O projeto tem sido alvo de críticas e, de fato, demanda melhoramentos, sem que isso desabone a iniciativa parlamentar.

20/12/2022

Muito se tem discutido, no âmbito da comunidade arbitral, sobre  o PL 3.293/211, de autoria da deputada e advogada Margarete Coelho2, com propostas de adequação e modernização da lei de arbitragem para disciplinar a atividade do árbitro, aprimorar o dever de revelação, estabelecer a divulgação das informações após o encerramento do procedimento arbitral e a publicidade das ações anulatórias.

O projeto tem sido alvo de críticas e, de fato, demanda melhoramentos, sem que isso desabone a iniciativa parlamentar. A alteração de proposta inicialmente apresentada à Câmara ou ao Senado é ínsita a um processo legislativo aberto à participação da sociedade civil. E, por isso, existem as audiências públicas, as emendas parlamentares, os pareceres dos relatores e os pareceres divergentes.

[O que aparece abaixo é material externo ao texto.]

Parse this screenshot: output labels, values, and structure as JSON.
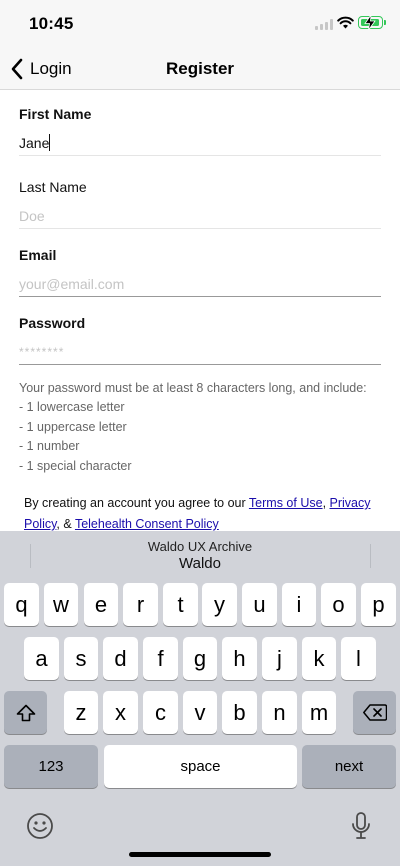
{
  "status_bar": {
    "time": "10:45"
  },
  "nav": {
    "back_label": "Login",
    "title": "Register"
  },
  "form": {
    "first_name": {
      "label": "First Name",
      "value": "Jane"
    },
    "last_name": {
      "label": "Last Name",
      "placeholder": "Doe"
    },
    "email": {
      "label": "Email",
      "placeholder": "your@email.com"
    },
    "password": {
      "label": "Password",
      "placeholder": "********"
    }
  },
  "password_help": {
    "intro": "Your password must be at least 8 characters long, and include:",
    "rules": [
      "- 1 lowercase letter",
      "- 1 uppercase letter",
      "- 1 number",
      "- 1 special character"
    ]
  },
  "legal": {
    "prefix": "By creating an account you agree to our ",
    "terms": "Terms of Use",
    "sep1": ", ",
    "privacy": "Privacy Policy",
    "sep2": ", & ",
    "telehealth": "Telehealth Consent Policy"
  },
  "keyboard": {
    "suggestion_top": "Waldo UX Archive",
    "suggestion_main": "Waldo",
    "row1": [
      "q",
      "w",
      "e",
      "r",
      "t",
      "y",
      "u",
      "i",
      "o",
      "p"
    ],
    "row2": [
      "a",
      "s",
      "d",
      "f",
      "g",
      "h",
      "j",
      "k",
      "l"
    ],
    "row3": [
      "z",
      "x",
      "c",
      "v",
      "b",
      "n",
      "m"
    ],
    "numbers_label": "123",
    "space_label": "space",
    "return_label": "next"
  },
  "colors": {
    "battery": "#34c759",
    "link": "#1a0dab",
    "keyboard_bg": "#d1d3d9"
  }
}
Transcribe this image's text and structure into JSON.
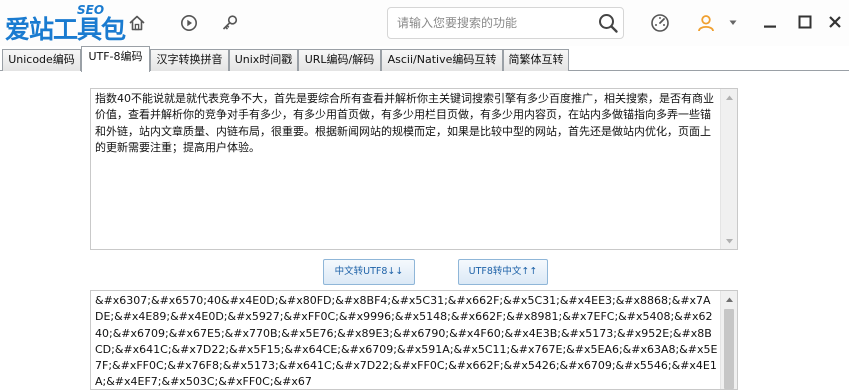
{
  "logo": {
    "main": "爱站工具包",
    "seo": "SEO"
  },
  "search": {
    "placeholder": "请输入您要搜索的功能"
  },
  "tabs": [
    {
      "label": "Unicode编码",
      "active": false
    },
    {
      "label": "UTF-8编码",
      "active": true
    },
    {
      "label": "汉字转换拼音",
      "active": false
    },
    {
      "label": "Unix时间戳",
      "active": false
    },
    {
      "label": "URL编码/解码",
      "active": false
    },
    {
      "label": "Ascii/Native编码互转",
      "active": false
    },
    {
      "label": "简繁体互转",
      "active": false
    }
  ],
  "input_text": "指数40不能说就是就代表竞争不大，首先是要综合所有查看并解析你主关键词搜索引擎有多少百度推广，相关搜索，是否有商业价值，查看并解析你的竞争对手有多少，有多少用首页做，有多少用栏目页做，有多少用内容页，在站内多做锚指向多弄一些锚和外链，站内文章质量、内链布局，很重要。根据新闻网站的规模而定，如果是比较中型的网站，首先还是做站内优化，页面上的更新需要注重；提高用户体验。",
  "buttons": {
    "to_utf8": "中文转UTF8↓↓",
    "to_chinese": "UTF8转中文↑↑"
  },
  "output_text": "&#x6307;&#x6570;40&#x4E0D;&#x80FD;&#x8BF4;&#x5C31;&#x662F;&#x5C31;&#x4EE3;&#x8868;&#x7ADE;&#x4E89;&#x4E0D;&#x5927;&#xFF0C;&#x9996;&#x5148;&#x662F;&#x8981;&#x7EFC;&#x5408;&#x6240;&#x6709;&#x67E5;&#x770B;&#x5E76;&#x89E3;&#x6790;&#x4F60;&#x4E3B;&#x5173;&#x952E;&#x8BCD;&#x641C;&#x7D22;&#x5F15;&#x64CE;&#x6709;&#x591A;&#x5C11;&#x767E;&#x5EA6;&#x63A8;&#x5E7F;&#xFF0C;&#x76F8;&#x5173;&#x641C;&#x7D22;&#xFF0C;&#x662F;&#x5426;&#x6709;&#x5546;&#x4E1A;&#x4EF7;&#x503C;&#xFF0C;&#x67",
  "colors": {
    "accent": "#1a7bd0",
    "button_text": "#1e62a8",
    "avatar": "#f0a030"
  },
  "icons": [
    "home-icon",
    "play-icon",
    "key-icon",
    "search-icon",
    "dashboard-icon",
    "user-icon",
    "chevron-down-icon",
    "minimize-icon",
    "maximize-icon",
    "close-icon"
  ]
}
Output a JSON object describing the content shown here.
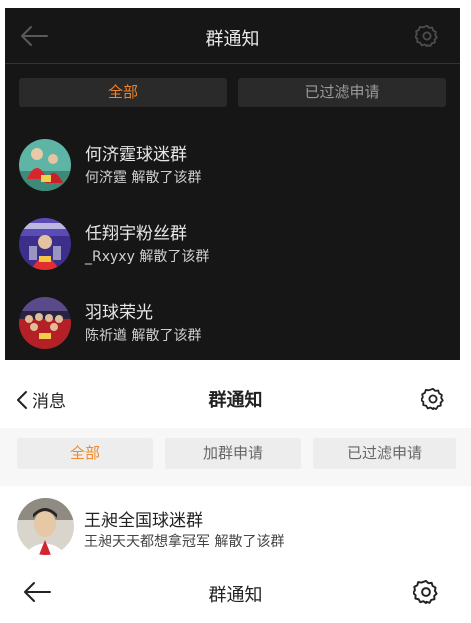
{
  "panel1": {
    "title": "群通知",
    "icons": {
      "back": "back-arrow-icon",
      "settings": "gear-icon"
    },
    "tabs": [
      {
        "label": "全部",
        "active": true
      },
      {
        "label": "已过滤申请",
        "active": false
      }
    ],
    "items": [
      {
        "name": "何济霆球迷群",
        "actor": "何济霆",
        "action": "解散了该群"
      },
      {
        "name": "任翔宇粉丝群",
        "actor": "_Rxyxy",
        "action": "解散了该群"
      },
      {
        "name": "羽球荣光",
        "actor": "陈祈遒",
        "action": "解散了该群"
      }
    ]
  },
  "panel2": {
    "back_label": "消息",
    "title": "群通知",
    "icons": {
      "back": "chevron-left-icon",
      "settings": "gear-icon"
    },
    "tabs": [
      {
        "label": "全部",
        "active": true
      },
      {
        "label": "加群申请",
        "active": false
      },
      {
        "label": "已过滤申请",
        "active": false
      }
    ],
    "items": [
      {
        "name": "王昶全国球迷群",
        "actor": "王昶天天都想拿冠军",
        "action": "解散了该群"
      }
    ]
  },
  "panel3": {
    "title": "群通知",
    "icons": {
      "back": "back-arrow-icon",
      "settings": "gear-icon"
    }
  },
  "colors": {
    "accent": "#f0832a",
    "dark_bg": "#161616",
    "dark_tab_bg": "#2a2a2a",
    "light_tab_bg": "#ededed"
  }
}
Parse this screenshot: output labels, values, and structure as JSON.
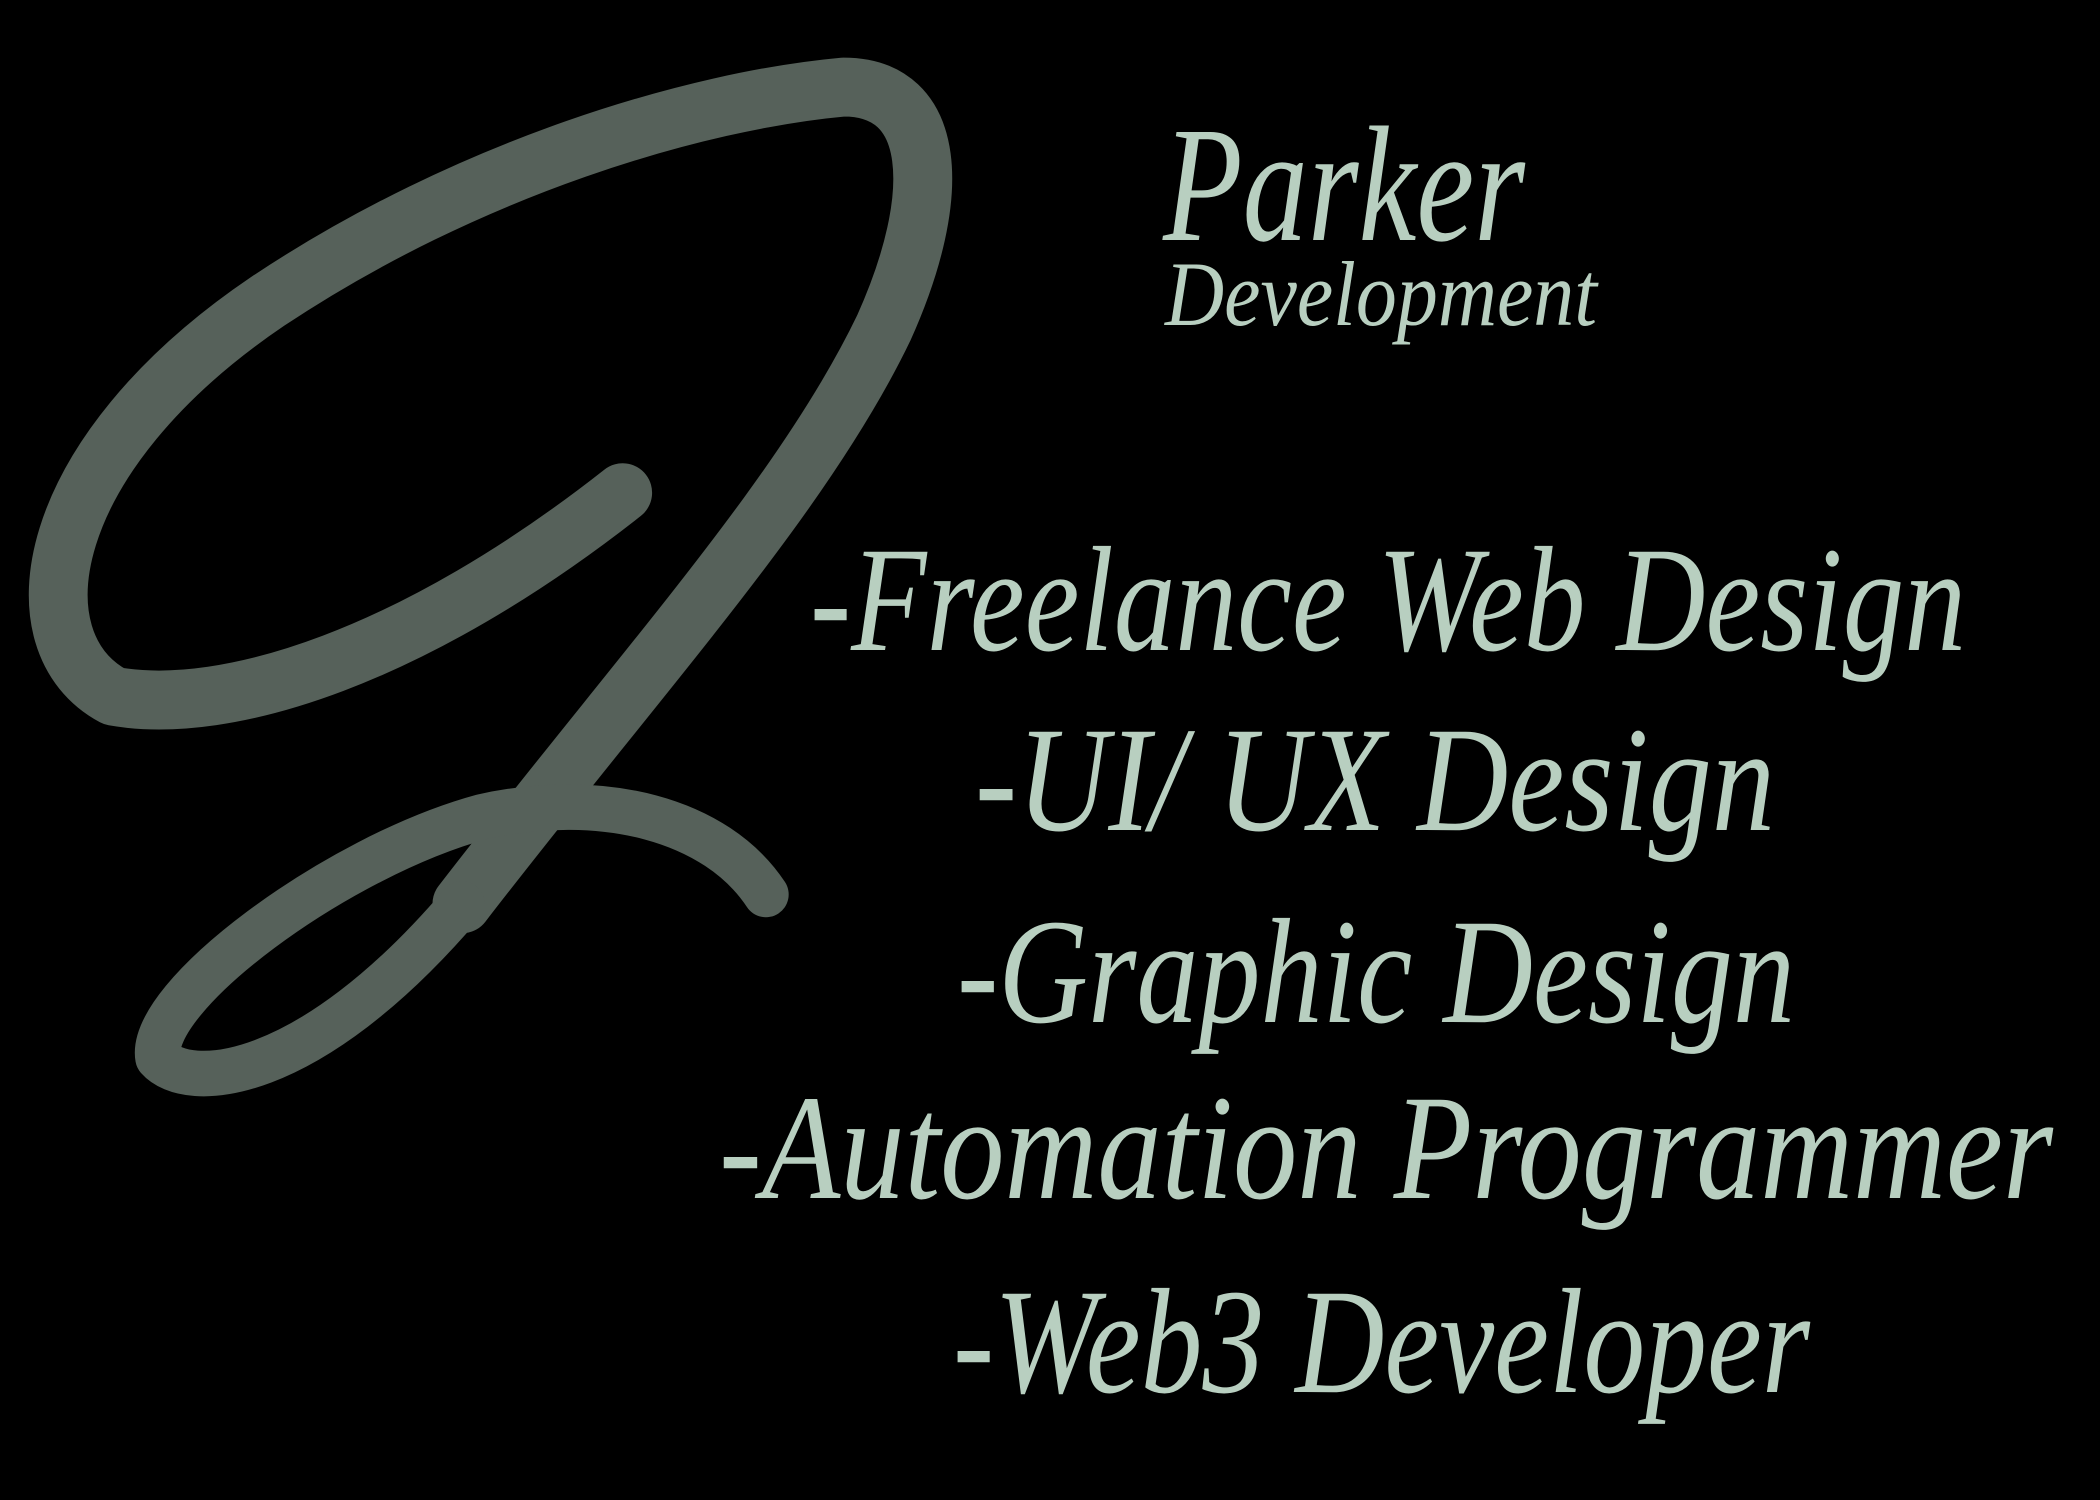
{
  "brand": {
    "logo_letter": "J",
    "name": "Parker",
    "subtitle": "Development",
    "text_color": "#b8cfc0",
    "logo_color": "#56615a",
    "background": "#000000"
  },
  "services": [
    "-Freelance Web Design",
    "-UI/ UX Design",
    "-Graphic Design",
    "-Automation Programmer",
    "-Web3 Developer"
  ]
}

Um aspecto que pode ser aperfeiçoado, e certamente o será, diz respeito ao dever de revelação. Objeta-se a expressão “dúvida mínima”, no lugar de “dúvida justificada” prevista no texto em vigor, ao argumento de que propiciará o incremento das ações anulatórias. Eu concordo com as críticas no que tange à vagueza semântica da expressão, problema facilmente corrigível ao longo da tramitação legislativa.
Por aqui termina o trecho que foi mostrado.